Panggung adalah tempat untuk terlihat. Siapapun yang melihat.
Dan disana aku melihatnya, diantara banyak mata kamera yang mengikuti nya. Sama dengan ku, banyak mata yang berhenti pada senyumnya. Aku kehilangan se per-sekian detik untuk menekan tombol rana dan menghentikan geraknya menjadi kumpulan cahaya untuk menjadi gambar; foto sebagai hasil akhir.

Sebagai juru potret, sering ku koleksi banyak senyum dan riak mimik. Satu persatu coba ku ingat sebagai sesuatu, ingatan kecil yang sering ku analogikan sesuka ku. Keceriaan yang kadang ku analogikan cakrawala, mimik tegang seperti garis diagonal yang tegas, kemurungan yang sepi mirip pesta yang gagal, kesedihan seperti hujan lebat di malam gelap dan banyak lagi. Aku hidupkan rekaman dalam foto itu sesukaku, imajinasi ku yang kadang hanya aku yang bisa dan layak mengerti. Bertahun-tahun ini diam-diam menjadi kesukaan. Kesukaan yang juga hanya aku yang bisa menikmati.
Lewat hari itu, aku menyimpan senyum dan riak mimik wajah itu. Tapi sulit menganalogikan. Untuk pertama kali, ini sulit ku lakukan.

Pertemuan kedua dengan nya masih di tempat yang sama. Tapi dibelakang panggung seseorang yang berteman dengan nya memungkinkan ku berkenalan dengan nya. Singkat, tapi aku tau ada yang tinggal dsana.
Kesan.
Seperti ingatan yang surut pada senyuman yang ku kenal tapi belum sempat ku analogikan. Aku kebingungan. Ditambahkan nya tatapan hangat yang menusuk dada. Bahkan ketika membelakangi nya, ku rasa tatapan itu pun menusuk punggung!

Kali ketiga melihatnya, adalah bertemu analogi yang semakin absurd! Dia berubah seperti ulat yang menjadi kepompong!gila! akan seperti apa dia setelah ini?
Di tempat salsa, dia menari. menari kawan!
Sama seperti panggung, lantai untuk menari membawaku ke tempat dimana orang layak diperhatikan gerakannya. Seperti menghitung ritme ketika mendengar seseorang mendendangkan lagu, ujung mataku mengikuti gerakannya. Mengingat pola-pola nya. Menari dengan nya di dalam pikiran dan hatiku. Sialan!
Analogi, analogi. Sialan, sialan!
Ini jebakan! Aku tergoda pada analogi yang aku ciptakan sendiri.
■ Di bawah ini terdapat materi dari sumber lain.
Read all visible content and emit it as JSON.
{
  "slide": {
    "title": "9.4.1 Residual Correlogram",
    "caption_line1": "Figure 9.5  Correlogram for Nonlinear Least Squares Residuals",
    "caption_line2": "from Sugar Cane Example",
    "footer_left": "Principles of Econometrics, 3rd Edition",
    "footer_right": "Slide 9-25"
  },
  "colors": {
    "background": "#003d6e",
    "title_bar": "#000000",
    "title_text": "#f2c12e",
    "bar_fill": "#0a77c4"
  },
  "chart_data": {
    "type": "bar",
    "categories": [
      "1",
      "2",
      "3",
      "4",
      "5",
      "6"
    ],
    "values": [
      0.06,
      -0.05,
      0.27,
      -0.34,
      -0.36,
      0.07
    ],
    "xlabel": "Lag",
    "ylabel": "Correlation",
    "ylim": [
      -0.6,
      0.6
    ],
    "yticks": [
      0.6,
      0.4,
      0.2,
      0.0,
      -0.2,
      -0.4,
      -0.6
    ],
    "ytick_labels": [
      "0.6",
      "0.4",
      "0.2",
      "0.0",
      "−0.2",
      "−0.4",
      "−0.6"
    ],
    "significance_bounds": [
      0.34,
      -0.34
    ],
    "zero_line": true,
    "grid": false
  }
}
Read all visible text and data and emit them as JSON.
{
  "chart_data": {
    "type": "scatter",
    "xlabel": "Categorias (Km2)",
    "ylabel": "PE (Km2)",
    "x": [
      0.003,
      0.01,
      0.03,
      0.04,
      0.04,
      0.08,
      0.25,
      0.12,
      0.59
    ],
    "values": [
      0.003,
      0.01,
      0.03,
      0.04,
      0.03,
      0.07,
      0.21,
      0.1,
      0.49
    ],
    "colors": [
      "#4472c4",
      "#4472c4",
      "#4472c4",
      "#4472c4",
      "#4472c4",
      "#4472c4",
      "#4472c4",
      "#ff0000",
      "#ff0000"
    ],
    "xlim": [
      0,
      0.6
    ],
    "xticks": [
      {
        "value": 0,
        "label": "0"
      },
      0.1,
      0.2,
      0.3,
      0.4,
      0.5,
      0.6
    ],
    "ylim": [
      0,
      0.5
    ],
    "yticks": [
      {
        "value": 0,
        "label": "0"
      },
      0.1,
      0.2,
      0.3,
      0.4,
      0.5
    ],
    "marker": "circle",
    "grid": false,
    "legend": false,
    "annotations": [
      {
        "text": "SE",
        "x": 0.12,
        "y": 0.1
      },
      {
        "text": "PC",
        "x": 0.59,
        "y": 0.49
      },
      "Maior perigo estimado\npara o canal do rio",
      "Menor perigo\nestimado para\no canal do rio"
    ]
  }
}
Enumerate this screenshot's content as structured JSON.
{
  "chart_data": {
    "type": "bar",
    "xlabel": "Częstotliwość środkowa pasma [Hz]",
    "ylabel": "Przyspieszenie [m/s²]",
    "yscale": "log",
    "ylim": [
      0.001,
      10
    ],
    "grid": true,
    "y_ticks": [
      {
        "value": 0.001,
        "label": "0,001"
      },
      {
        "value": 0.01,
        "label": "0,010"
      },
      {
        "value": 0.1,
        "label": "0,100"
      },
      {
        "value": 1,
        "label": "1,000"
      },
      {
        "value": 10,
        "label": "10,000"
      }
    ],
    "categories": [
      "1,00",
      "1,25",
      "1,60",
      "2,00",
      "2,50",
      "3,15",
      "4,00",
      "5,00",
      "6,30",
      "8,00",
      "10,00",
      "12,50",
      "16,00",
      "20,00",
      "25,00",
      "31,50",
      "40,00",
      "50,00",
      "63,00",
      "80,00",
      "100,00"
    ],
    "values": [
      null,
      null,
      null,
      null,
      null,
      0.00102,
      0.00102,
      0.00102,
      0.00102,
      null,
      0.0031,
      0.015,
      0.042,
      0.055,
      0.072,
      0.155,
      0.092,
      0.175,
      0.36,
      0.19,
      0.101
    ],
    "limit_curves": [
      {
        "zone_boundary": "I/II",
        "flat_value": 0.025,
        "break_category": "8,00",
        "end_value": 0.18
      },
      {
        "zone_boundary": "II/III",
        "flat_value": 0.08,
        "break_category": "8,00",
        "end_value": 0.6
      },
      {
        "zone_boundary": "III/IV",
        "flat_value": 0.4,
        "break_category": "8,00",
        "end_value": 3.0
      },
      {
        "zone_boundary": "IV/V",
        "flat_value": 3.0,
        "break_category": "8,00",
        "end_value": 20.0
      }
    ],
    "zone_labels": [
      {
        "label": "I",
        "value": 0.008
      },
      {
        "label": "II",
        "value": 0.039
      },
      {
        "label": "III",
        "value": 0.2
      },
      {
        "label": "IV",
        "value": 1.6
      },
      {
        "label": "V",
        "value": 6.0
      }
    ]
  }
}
Ketika musik pengiring salsa itu selesai, dia mampir ke mejaku. Bersalam hangat, hangat sehangatnya. Berbasa basi, mnghidupkan sebatang rokok. Menghisapnya panjang. Ah, cara nya menghisap itu..aku koleksi frame itu di dalam hati.
Suaraku keluar ragu memulai percakapan. Canggung, tapi berhasil. Dia ringan menjawab. Beberapa menit berlalu, aku mencengkramnya dengan obrolan yang dia sukai. Mungkin tipe dia yang juga suka bercerita.
Dia bercerita tentang profesinya, keluarga, dan beberapa keinginan. Aku mengingat nya sekuat ku. Untuk cerita dan semua geraknya. Astaga..!ini adalah kemampuan ku tercepat mengingat sesuatu!mataku yang mengingat senyum,mimik, mata dan caranya bicara, telinga ku yang mendengar suara dan ceritanya, otakku yang berkerja ekstra memilah kata untuk menjawab semua pertanyaan nya..dan menyusun bagian bagian tentang itu semua sesukaku sesuai rekaan, imajinasi ku tentang analogi untuknya.
Dan sambil menghisap rokok, semua itu ku lakukan.

Sekarang aku sedang kembali mengingat semua tentang nya..aku butuh merokok lagi!